“Actually, Father never asked her to convert,” Tracey continued. “Never said a word.”
“Then why’d she do it?” Robert asked, closing his eyes, hoping for relief from Tracey’s unrelenting focus. No wonder Van Dorn had taken three showers a day.
“My father can look at you in this very particular way he has,” Tracey said softly, “so that pretty soon you’re sure he knows everything that’s wrong with you, or ever will be wrong with you, in your whole damned life. And you want to do whatever you can to make that look go away. It could drive a person crazy, Vishniak. Take it from me.”
“I think I understand,” Robert said, opening his eyes.
“You do?” Tracey asked, his question balanced there, gratefully, in the air between them.
“Yeah,” Robert replied. He had lived with that look for months now, hoping that by self-correction he could make it go away.
Tracey stood, picked up the blanket at the end of Robert’s bed and, to Robert’s surprise, covered him with it, thanking him for he knew not what.
CHAPTER EIGHT
Summer of ’66
By the time he got home, his mother already had a plan for how he could make more money over the summer. Within a day of his arrival, she reminded him that he would have to make as much as possible, as much as all the other years combined, because of how much he’d overspent. If only she’d known all the parties, movies, all the drinking he’d passed up—but she could only see the bank balance, and the four hundred dollars asked of them for next year, plus the books he’d have to buy if he were to go premed. He’d promised his uncle Frank he’d work for him again, but Stacia had talked Frank into taking Barry instead.
She had contacted Vishniak’s baby sister, whom everyone called Henry, and her husband, Danny, a musician who drove a cab in New York and always knew about underground work.

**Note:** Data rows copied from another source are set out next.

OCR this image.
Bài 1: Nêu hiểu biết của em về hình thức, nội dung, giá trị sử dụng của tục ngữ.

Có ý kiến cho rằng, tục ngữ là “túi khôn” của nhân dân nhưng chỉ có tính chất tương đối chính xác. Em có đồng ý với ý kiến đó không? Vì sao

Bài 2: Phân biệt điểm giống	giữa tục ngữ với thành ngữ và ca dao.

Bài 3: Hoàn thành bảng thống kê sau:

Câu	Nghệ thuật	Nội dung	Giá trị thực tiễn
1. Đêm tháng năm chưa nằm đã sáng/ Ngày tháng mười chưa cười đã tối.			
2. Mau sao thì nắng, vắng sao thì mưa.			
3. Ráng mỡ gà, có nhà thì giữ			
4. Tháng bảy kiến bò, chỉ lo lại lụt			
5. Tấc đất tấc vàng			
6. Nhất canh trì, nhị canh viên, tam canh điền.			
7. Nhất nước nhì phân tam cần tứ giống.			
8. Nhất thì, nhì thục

The couple lived in the West Village because it was cheap then, and Danny said he could help Robert get a hack license. Vishniak’s siblings were all for repaying their debts to him and his family —Vishniak had supported and counseled all of them for years, even after his marriage, giving advice and, at times, small handouts. Even Stacia had never objected to this—blood was blood. But now it was time to cash in on those favors.
Robert could sleep on the couch of their place, Henry said, on West Fourth between Sixth Avenue and Washington Square Park. Frank tried to persuade them it was too dangerous, a young man that age driving by himself around a city like Manhattan at night. Stacia ignored him. She was certainly nothing like the other women in her family, who held on to their children for as long as possible.
Robert was happy to have an excuse to leave—would have jumped out of airplanes that summer, or swallowed fire, not to have to hear her with those words, the imploring angry chant make money, make money, make money, and the lectures that went with them. Barry got around Stacia by staying out of her way, hiding mostly in the basement. Barry had discovered drugs early, and that summer he showed his older brother how to roll a joint.
The fourth-floor walk-up was a sweatbox; even Henry and her husband called it that, affectionately. They were so in love that nothing seemed to bother them. He’d known before he even arrived that he’d be in good hands. The youngest of seven and the only girl, Henrietta had been so named because after six boys, her parents were not optimistic and wanted a name that was flexible. The family always called her Henry, part nickname and part ironic joke. As a child she’d been doted on by her older brothers, and as an adult she was easygoing and optimistic, incapable of criticizing others or herself. The house was a mess and neither Henry nor her husband seemed to care—roaches crawled on the baseboards, dirty dishes sat in the sink, and mold covered the shower curtain. Every chair was piled with newspapers. “Do anything you like here,” she’d said a few minutes after he arrived, “so long as you don’t get arrested.”
“He won’t have time to get arrested,” Danny had said, taking his duffel. “He’ll be too busy.”
They’d been married for only two years, were not much older than Robert, and right from the start he envied them. So this was love. Their eyes followed each other hungrily, covetously, even around the apartment. They sat close at the dinner table, even though during his first dinner with them, he had to stop eating to mop the perspiration from his face with a napkin, or else it would mix with the food. On their days off, Henry informed him, they went across the street to the movies. “Air-Conditioning,” she whispered, as if incanting the name of God. Duel at Diablo with James Garner and Sidney Poitier was playing at the Waverly, and that summer Robert would see it at least twenty times; some nights, after work, even the loud, bloody battle scenes could not keep him from falling asleep in the back row.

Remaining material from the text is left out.